The following are 10 most common but deadly Trading Mistakes, which
traders should avoid at all costs. Anyone of them can literally
destroy one's financial dreams and goals!
1. Trading for excitement & thrill Not for profits.
Many traders consider stock market as casino and trade for thrill and
fun only. As soon as one has a losing trade, he wants to quickly make
back the lost money. He thinks about the other things he could have
done with the money, regret taking the trade and want to recover as
quickly as possible. This in turn leads to further mistakes. Be
patient and wait for the next high probability opportunity. Don't rush
back in.
2. Trading with a high ego.
Many individuals who have remained highly successful in other business
ventures have failed miserably in trading game. Because they have a
fairly big ego and thought they couldn't fail. Their egos become their
downfall because they can not except that they would be wrong and
refuse to get out of bad trades. Once again, whoever or wherever has
any one come from does not concern the markets. All the charm, powers
of persuasion, number of degrees & diplomas of business management on
the wall or business savvy will not budge the market when you are
wrong.
3. Three 4-letter words that will kill you! HOPE--WISH--FEAR--PRAY
If you ever find yourself doing one or more of the above while in a
trade then you are in big trouble! Markets has own system of moving up
& down. All the hoping, wishing and praying or being fearful in the
world is not going to turn a losing trade into a winning one. When you
are wrong just use a simple 4-letter word to correct the situation-GET
OUT!
4. Trading with money you can't afford to lose.
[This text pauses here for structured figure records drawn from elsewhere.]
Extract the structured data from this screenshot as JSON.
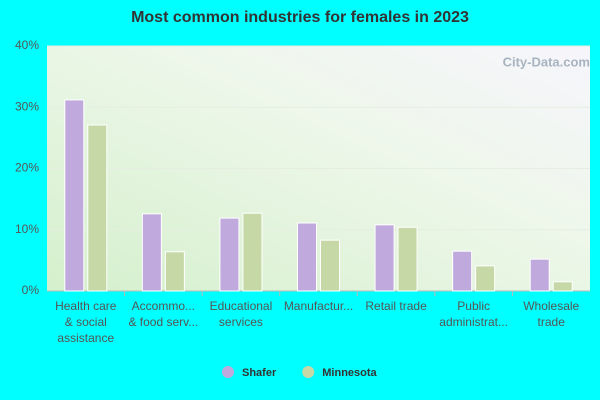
{
  "chart_data": {
    "type": "bar",
    "title": "Most common industries for females in 2023",
    "watermark": "City-Data.com",
    "categories": [
      "Health care\n& social\nassistance",
      "Accommo...\n& food serv...",
      "Educational\nservices",
      "Manufactur...",
      "Retail trade",
      "Public\nadministrat...",
      "Wholesale\ntrade"
    ],
    "series": [
      {
        "name": "Shafer",
        "color": "#c0a9dc",
        "values": [
          31.2,
          12.6,
          11.9,
          11.1,
          10.8,
          6.5,
          5.2
        ]
      },
      {
        "name": "Minnesota",
        "color": "#c5d8a6",
        "values": [
          27.1,
          6.4,
          12.7,
          8.3,
          10.4,
          4.1,
          1.5
        ]
      }
    ],
    "ylim": [
      0,
      40
    ],
    "yticks": [
      {
        "value": 0,
        "label": "0%"
      },
      {
        "value": 10,
        "label": "10%"
      },
      {
        "value": 20,
        "label": "20%"
      },
      {
        "value": 30,
        "label": "30%"
      },
      {
        "value": 40,
        "label": "40%"
      }
    ],
    "grid": true
  }
}
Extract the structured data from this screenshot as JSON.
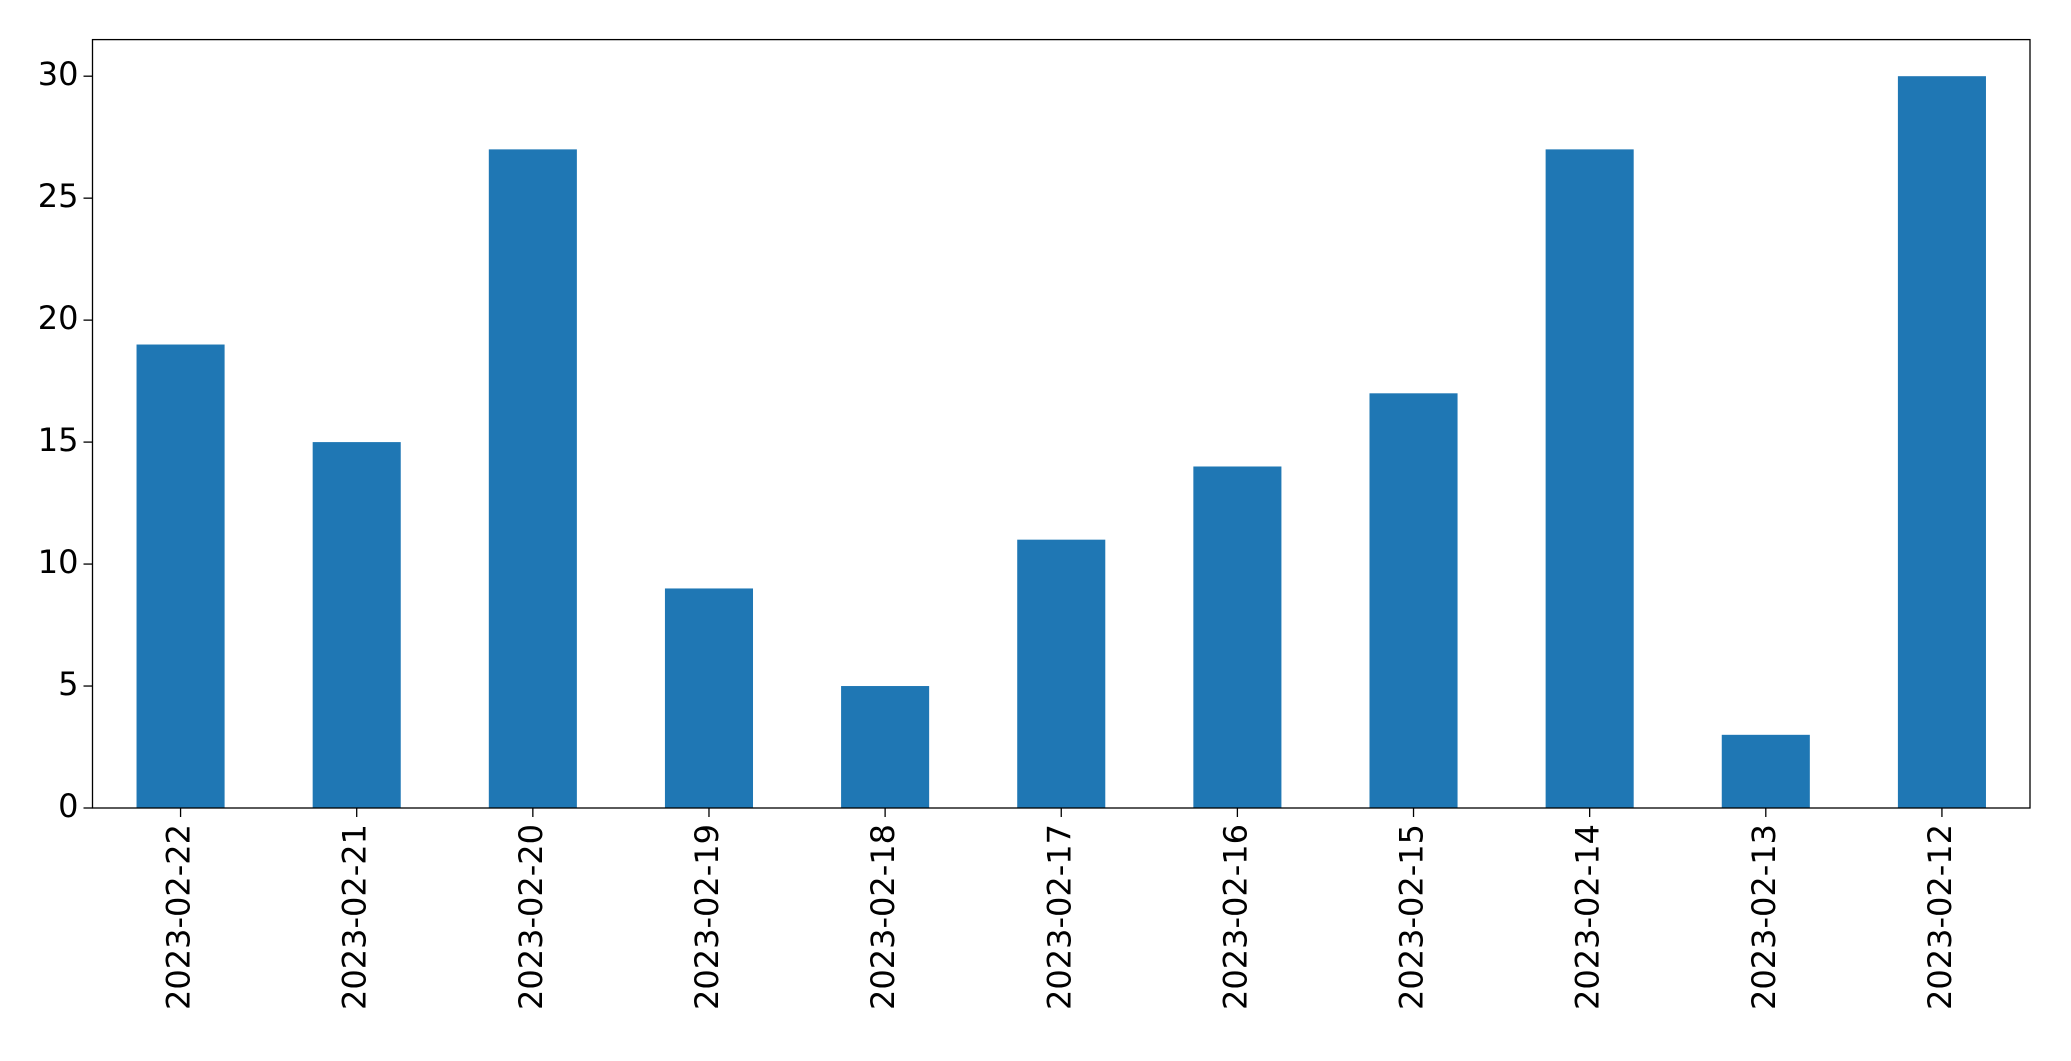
{
  "chart_data": {
    "type": "bar",
    "categories": [
      "2023-02-22",
      "2023-02-21",
      "2023-02-20",
      "2023-02-19",
      "2023-02-18",
      "2023-02-17",
      "2023-02-16",
      "2023-02-15",
      "2023-02-14",
      "2023-02-13",
      "2023-02-12"
    ],
    "values": [
      19,
      15,
      27,
      9,
      5,
      11,
      14,
      17,
      27,
      3,
      30
    ],
    "color": "#1f77b4",
    "ylim": [
      0,
      31.5
    ],
    "yticks": [
      0,
      5,
      10,
      15,
      20,
      25,
      30
    ],
    "grid": false
  }
}
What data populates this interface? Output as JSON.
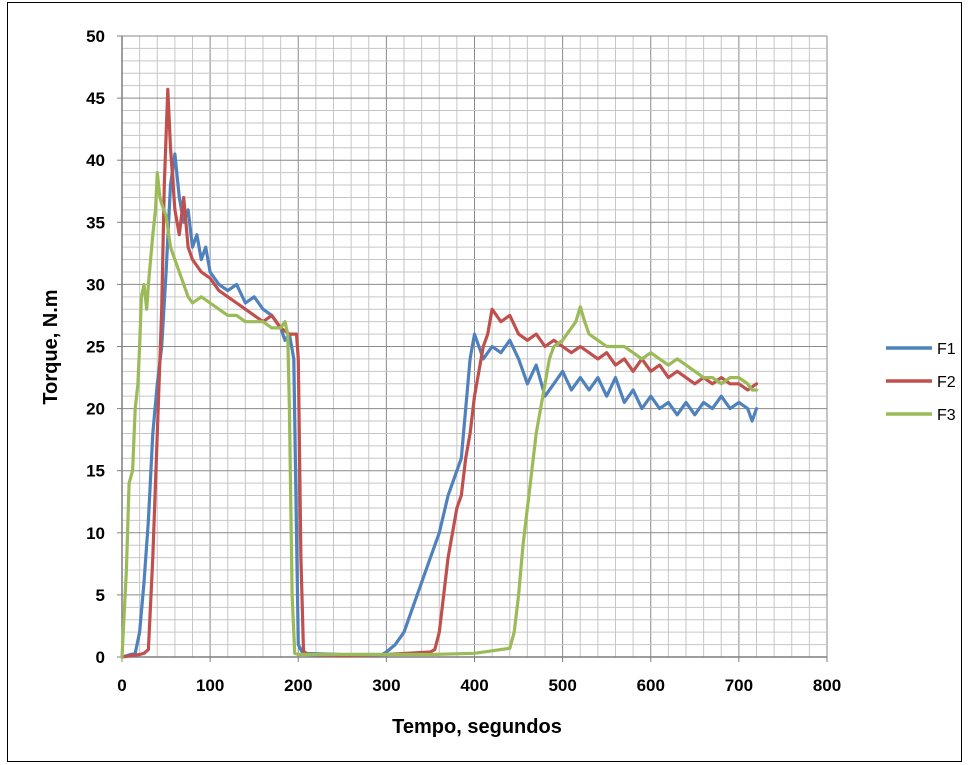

One of the greatest obstacles to successful trading is using money
that you really can't afford to lose. Examples of this would be money
that is supposed to be used in any other business, money to be paid
for college/school fee, trading with borrowed money etc. Ultimately
what happens is that when someone knows in the back of their mind that
they are risking the money they can not afford to lose, they trade out
of fear and emotion versus logic and no emotion. If you are in this
situation It is highly recommend that you stop trading until you earn
enough to put into an account that you truly can afford to lose
without causing major financial setbacks.
5. No Trading Plan
If you consider yourself a trader, ask yourself these questions: Do I
have a set of rules that tell me what to buy, when to buy and how much
to buy, not just for the next trade, but for the next 10 trades?
Before I enter a trade, do I know when I will take profits? Do I know
when I will get out if I am wrong? These questions form the first part
of a trading strategy. There simply cannot be any expectation of
success if we can't answer these questions clearly and concisely.
6. Spending profits before you make them.
Nothing is more exciting then getting into a trade that blasts off and
puts you into a highly profitable situation. This can cause major
problems however, because this type of trade puts you in a highly
euphoric state and leads to daydreaming about the huge profits still
to come. The real problem occurs as you get caught up in the daydream
and expectations. This causes you to not be prepared to get out as the
market reverses and wipes off all your profits because you have
convinced yourself of the eventual outcome and will deny the reality
of the situation. The simple remedy for this is to know where and how
you will take profits once you enter the trade.
7. Not Cutting Losses or letting Profits run
One of the most common mistakes made by traders is that they let their
losses grow too large. Nobody likes to take a loss, but failing to
take a small loss early will often result in being forced to take a
large loss later. A great trader is not someone who has never had a
loss. Great traders have made many losses. But what makes them great
is their ability to recover quickly from a string of losses. Every
trader needs to develop a method for getting out of losing trades
quickly. Research and learn to apply the best methods for placing
protective stoploss orders. The only way to recover from many (small)
losing trades is to make sure the winning trades are much larger.
After a series of losing trades, it becomes difficult to hold a
winning trade because we fear that it will also turn into a loss. Let
your profitable trades run. Give them room to move and give them time
to move.
8. Not Sticking to your plans & Changing strategies during market
hours
If you find yourself changing your strategy during the day while the
markets are still open, be mindful of the fact that you are likely to
be subject to emotional reactions of fear and greed. With rare
exception, the most prudent thing to do is to plan your trading
strategy before the market opens and then strictly stick to it during
trading hours.
9. Not knowing how to get out of a losing trade.
It's amazing that most of the traders don't have any clear escape plan
for getting out of a bad trade. Once again they hope, pray wish and
rationalize their position. It must be kept in mind that market does
not care what you think. It does what it does and when you are wrong
you are wrong! The easiest way to keep a bad trade from going really
bad is to determine before you get in, where you will get out.
10. Falling in love with a stock (Just Flirt).
Many traders get fascinated by just a stock or two and look for
opportunities to trade in those stocks only ignoring the other
profitable trading opportunities. It is because they have simply
fallen in love with a stock to trade with. Such tendencies can be
suicidal as for as trading is concerned. It may cost any one dearly.